Today, Memorial Day is a time for us to remember the fallen – not only the military but also the 9/11 victims.
Memorial Day became a recognized holiday on May 30, 1868 with an official order by General John Logan, commander of the National Army.
On that day people placed flowers on Union and Confederate soldiers’ graves at Arlington Cemetery, but before then, women in the south had already been remembering their fallen fathers, brothers, husbands and sons with flowers and specific days for remembrance.
With this year marking the 150th anniversary of the start of the Civil War, let’s remember the blue and gray by taking a look at two different coins.
The first is the obverse of the Battle of Gettysburg silver half dollar coin from 1936:
After the Civil War, the soldiers put down their weapons and respected each other in peace.
Note the inscription at the bottom of the coin, “Blue and Gray Reunion.” Just last week a travel piece on civil war sites noted, “That’s what community leaders in Manassas’ Prince William County have chosen to re-enact this summer: On July 21, Manassas will re-create the 1911 Jubilee, and celebrate peace and reconciliation.”
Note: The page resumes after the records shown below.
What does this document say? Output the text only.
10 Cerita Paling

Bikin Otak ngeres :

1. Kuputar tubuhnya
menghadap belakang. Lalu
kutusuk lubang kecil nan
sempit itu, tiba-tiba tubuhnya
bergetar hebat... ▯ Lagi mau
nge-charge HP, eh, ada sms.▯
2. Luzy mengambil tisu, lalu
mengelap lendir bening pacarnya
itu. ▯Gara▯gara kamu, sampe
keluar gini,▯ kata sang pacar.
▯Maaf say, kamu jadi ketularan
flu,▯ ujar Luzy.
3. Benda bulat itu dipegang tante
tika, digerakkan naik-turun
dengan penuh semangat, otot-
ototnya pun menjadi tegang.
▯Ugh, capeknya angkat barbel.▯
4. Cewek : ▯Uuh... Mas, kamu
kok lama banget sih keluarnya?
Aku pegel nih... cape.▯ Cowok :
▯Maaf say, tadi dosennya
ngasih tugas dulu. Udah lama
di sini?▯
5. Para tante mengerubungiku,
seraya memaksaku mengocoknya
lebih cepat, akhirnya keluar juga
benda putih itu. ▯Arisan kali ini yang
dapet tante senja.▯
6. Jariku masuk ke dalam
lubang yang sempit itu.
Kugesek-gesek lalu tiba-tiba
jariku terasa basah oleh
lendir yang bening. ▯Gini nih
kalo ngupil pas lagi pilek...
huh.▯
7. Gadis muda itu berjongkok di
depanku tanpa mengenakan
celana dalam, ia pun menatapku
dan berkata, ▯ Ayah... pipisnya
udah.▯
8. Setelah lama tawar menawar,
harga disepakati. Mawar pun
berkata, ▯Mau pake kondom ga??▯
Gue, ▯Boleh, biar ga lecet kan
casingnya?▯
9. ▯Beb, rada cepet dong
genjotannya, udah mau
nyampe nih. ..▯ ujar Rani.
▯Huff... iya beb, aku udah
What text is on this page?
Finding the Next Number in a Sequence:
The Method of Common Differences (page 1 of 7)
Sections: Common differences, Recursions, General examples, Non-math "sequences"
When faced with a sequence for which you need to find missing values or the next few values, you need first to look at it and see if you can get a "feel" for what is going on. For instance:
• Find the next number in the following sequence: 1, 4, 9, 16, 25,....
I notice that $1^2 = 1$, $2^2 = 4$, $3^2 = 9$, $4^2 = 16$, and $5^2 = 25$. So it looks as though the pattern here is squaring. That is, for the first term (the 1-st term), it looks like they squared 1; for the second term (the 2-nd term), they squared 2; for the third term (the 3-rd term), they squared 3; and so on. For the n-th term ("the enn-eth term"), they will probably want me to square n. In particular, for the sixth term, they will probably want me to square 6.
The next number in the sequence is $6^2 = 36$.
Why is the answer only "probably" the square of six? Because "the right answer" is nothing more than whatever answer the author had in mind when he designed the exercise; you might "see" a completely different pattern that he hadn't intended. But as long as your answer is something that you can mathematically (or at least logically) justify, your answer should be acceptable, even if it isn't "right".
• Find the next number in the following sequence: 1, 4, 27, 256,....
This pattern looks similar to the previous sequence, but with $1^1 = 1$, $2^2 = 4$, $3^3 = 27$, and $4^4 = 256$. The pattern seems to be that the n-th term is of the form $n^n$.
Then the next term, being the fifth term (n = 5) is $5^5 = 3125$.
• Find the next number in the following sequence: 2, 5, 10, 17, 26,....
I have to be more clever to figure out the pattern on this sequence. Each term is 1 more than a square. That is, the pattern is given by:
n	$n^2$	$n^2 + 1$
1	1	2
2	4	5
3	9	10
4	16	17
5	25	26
Though a terrible part of our past, the men wearing the blue and gray helped shape our country.
In Gettysburg, Pennsylvania, Colonel Joshua Chamberlain spoke at the dedication of the Monument to the 20th Maine on October 3, 1889.
The longer version of his quote includes, “In great deeds something abides. On great fields something stays. Forms change and pass; bodies disappear, but spirits linger, to consecrate ground for the vision-place of souls. And reverent men and women from afar, and generations that know us not and that we know not of, heart-drawn to see where and by whom great things were suffered and done for them, shall come to this deathless field to ponder and dream; And lo! the shadow of a mighty presence shall wrap them in its bosom, and the power of the vision pass into their souls.”
His comments were specific to the Civil War, but his sentiment can apply to all of the fallen whom we remember on this day – whether they fell on American or foreign soil.